Moreover, a conscious attempt has not been made to highlight the importance of another vital Resolution that the UNGA had unanimously adopted on Dec 20, 1961 through Resolution No. A/16/1722. In fact under the cover of questionable treaties such as NPT, NWFZs, CTBT, etc., there has been a concerted move over last five decades to obfuscate the issue of general and complete disarmament and effectively obliterate from public memory the significance of the McCloy-Zorin Accords or what is also known as the ‘Joint Statement on Agreed Principles for Disarmament Negotiations’. The Joint Statement was signed by John McCloy on behalf of the U.S. and by Valerian Zorin on behalf of the USSR on Sept 20, 1961 and it was subsequently adopted by the UNGA. Please see the in-depth critique of the Draft Text (paras between fn. nos.67 and 78) for further details in this regard. The failure of those purportedly in the forefront of the disarmament and peace movement to recognize the significance of the McCloy-Zorin Accords and highlight its goals is rather perplexing.
Another notable omission from the Revised Text is the absence of any reference to the attempt that India had made to outline a stage-by-stage schedule for global nuclear disarmament through the ‘Action Plan for Ushering in a Nuclear Weapon Free & Non-Violent World Order’, which Prime Minister Rajiv Gandhi had submitted on Jun 9, 1988 before the UN General Assembly’s Third Special Session on Disarmament (UNSSOD-III). A genuine Treaty on the Prohibition of Nuclear Weapons not only has to target the NWS but also has to be based on the agreed principles for disarmament negotiations enunciated in the McCloy-Zorin Accords as well as on the stage-by-stage procedures for eliminating nuclear weapons as outlined in Rajiv Gandhi’s “Action Plan”.

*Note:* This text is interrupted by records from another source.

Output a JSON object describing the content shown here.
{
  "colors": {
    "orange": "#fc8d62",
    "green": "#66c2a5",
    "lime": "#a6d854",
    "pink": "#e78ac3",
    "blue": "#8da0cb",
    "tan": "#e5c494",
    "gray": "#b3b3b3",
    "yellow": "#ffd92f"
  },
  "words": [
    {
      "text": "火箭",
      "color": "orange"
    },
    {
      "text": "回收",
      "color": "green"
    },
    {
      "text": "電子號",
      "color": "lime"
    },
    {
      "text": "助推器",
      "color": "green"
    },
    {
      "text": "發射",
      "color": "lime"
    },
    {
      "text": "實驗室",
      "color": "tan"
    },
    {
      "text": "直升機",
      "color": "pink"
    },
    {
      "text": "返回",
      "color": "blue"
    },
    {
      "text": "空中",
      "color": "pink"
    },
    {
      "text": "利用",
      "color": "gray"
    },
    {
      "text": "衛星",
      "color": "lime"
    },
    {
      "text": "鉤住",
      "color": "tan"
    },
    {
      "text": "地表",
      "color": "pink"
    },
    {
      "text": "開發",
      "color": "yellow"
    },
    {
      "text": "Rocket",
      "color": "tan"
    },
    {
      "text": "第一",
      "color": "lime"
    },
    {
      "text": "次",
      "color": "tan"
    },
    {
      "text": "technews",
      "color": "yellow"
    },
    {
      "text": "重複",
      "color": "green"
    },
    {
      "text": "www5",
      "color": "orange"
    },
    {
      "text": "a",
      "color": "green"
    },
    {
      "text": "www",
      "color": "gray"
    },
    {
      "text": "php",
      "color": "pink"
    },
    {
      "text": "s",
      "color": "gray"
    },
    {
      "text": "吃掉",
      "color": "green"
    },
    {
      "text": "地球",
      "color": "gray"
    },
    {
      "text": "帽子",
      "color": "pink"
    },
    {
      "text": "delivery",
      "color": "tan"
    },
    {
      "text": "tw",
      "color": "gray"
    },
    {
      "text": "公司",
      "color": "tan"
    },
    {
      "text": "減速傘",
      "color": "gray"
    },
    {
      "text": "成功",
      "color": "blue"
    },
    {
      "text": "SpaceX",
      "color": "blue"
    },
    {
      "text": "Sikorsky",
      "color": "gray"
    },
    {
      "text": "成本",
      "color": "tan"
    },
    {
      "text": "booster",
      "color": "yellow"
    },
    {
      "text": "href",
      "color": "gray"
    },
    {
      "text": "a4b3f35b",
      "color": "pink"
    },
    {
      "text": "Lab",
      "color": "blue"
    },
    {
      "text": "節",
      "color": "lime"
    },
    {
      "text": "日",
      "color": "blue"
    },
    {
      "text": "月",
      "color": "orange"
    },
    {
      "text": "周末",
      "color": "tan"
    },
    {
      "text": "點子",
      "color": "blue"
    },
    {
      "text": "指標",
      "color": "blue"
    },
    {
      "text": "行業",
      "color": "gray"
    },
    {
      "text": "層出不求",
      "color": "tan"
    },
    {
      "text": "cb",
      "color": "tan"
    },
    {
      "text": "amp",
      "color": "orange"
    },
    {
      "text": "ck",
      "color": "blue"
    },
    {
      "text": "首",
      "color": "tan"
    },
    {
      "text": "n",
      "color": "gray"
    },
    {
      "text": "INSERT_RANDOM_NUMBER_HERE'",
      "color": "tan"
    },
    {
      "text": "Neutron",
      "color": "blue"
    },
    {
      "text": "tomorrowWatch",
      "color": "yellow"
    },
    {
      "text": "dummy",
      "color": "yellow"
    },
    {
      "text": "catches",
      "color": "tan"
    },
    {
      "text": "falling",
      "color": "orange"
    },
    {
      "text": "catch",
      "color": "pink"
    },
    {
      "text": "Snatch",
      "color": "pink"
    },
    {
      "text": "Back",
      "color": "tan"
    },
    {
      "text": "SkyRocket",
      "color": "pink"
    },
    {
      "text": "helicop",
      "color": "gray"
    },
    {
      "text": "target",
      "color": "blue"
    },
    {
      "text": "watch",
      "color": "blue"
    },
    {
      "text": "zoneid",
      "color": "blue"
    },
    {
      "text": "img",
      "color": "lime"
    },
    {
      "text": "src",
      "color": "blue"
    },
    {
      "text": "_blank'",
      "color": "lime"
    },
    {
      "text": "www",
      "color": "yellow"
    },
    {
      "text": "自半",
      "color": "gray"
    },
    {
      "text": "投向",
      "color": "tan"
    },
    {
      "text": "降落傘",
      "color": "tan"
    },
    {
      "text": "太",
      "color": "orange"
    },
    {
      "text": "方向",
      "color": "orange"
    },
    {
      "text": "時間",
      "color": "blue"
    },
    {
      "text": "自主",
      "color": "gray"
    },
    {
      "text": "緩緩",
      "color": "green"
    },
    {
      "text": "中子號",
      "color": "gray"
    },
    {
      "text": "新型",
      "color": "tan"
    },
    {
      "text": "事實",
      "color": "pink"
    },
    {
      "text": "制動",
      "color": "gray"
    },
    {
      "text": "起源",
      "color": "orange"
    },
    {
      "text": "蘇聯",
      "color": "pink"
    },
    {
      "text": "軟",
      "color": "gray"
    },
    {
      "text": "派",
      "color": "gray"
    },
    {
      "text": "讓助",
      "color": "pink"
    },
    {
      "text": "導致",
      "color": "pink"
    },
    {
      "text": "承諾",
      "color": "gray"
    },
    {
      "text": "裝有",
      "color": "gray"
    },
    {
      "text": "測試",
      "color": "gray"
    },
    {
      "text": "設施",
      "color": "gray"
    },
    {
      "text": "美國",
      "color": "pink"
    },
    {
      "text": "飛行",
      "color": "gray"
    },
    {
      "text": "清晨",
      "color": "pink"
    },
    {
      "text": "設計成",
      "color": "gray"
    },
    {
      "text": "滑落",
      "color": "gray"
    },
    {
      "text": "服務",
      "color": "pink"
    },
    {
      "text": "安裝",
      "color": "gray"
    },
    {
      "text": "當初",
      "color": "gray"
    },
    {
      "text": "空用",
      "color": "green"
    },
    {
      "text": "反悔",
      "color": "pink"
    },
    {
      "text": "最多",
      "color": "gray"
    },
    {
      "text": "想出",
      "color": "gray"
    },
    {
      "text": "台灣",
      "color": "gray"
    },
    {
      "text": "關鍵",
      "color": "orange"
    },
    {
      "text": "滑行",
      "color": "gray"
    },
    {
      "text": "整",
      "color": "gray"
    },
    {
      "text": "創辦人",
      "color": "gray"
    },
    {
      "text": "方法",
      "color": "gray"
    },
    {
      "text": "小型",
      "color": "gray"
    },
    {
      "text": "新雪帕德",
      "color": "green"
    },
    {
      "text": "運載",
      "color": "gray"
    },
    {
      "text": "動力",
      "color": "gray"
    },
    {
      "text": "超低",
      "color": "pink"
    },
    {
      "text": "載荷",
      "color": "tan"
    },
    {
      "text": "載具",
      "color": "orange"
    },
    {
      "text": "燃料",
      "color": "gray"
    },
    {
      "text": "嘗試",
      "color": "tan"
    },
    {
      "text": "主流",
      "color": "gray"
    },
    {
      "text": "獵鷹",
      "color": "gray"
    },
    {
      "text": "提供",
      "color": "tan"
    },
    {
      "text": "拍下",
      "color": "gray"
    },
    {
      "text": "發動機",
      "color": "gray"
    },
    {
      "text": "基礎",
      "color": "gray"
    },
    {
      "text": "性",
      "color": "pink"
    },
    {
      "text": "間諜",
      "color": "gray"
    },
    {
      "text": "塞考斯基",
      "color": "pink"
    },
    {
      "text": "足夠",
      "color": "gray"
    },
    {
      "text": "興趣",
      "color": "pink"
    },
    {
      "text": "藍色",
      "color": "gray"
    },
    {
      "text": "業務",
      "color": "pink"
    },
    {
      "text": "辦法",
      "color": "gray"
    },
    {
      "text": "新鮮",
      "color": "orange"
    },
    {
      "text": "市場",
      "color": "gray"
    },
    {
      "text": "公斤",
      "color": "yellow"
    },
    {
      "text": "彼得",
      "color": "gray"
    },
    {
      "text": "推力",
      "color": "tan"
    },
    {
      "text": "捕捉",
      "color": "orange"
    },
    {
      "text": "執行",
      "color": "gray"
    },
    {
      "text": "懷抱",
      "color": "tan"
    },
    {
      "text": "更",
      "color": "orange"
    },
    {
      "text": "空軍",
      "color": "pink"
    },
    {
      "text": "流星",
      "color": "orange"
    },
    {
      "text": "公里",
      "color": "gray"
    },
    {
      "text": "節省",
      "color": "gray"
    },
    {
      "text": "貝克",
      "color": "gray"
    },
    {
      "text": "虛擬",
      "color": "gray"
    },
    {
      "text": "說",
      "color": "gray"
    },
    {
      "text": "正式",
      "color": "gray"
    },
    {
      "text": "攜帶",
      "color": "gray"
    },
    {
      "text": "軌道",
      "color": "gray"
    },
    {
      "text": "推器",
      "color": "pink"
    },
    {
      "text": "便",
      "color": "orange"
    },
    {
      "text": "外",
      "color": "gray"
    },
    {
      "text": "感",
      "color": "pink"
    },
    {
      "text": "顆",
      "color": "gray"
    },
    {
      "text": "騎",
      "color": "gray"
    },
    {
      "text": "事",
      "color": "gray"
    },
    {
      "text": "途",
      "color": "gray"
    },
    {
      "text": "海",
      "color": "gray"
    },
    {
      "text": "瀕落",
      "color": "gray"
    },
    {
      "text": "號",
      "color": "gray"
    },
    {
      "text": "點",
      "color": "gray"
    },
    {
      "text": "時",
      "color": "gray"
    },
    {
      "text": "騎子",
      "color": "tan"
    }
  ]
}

Why are the 122 State Parties diffident about compelling the NWS to end the nuclear threat here and now? It is as if they are so scared of the NWS that they are unable to gather their wits to demand that the NWS undertake nuclear risk reduction measures here and now! It is high time that the NNWS and peace movements shed their timidity and embarked on a vociferous campaign to end nuclear bullying by the NWS. Since no NNWS can pose any serious threat to any NWS, first and foremost, the NNWS have to seek an unqualified undertaking from the NWS that they would not use nuclear weapons against NNWS under any circumstances. It is the unwillingness of USA, Russia, UK, France and Israel to give unconditional Negative Security Assurance to NNWS, which is the biggest stumbling block in initiating steps through Nuclear Risk Reduction Measures (NRRMs) and Confidence Building Measures (CBMs) to proceed towards the goal of nuclear disarmament. (As already mentioned, China, India, Pakistan and North Korea have given unilateral undertakings never to use nuclear weapons against NNWS.) By refraining from taking the NWS to task, the 122 State Parties to the Treaty on the Prohibition of Nuclear Weapons have done a great disservice to the cause of nuclear disarmament and peace.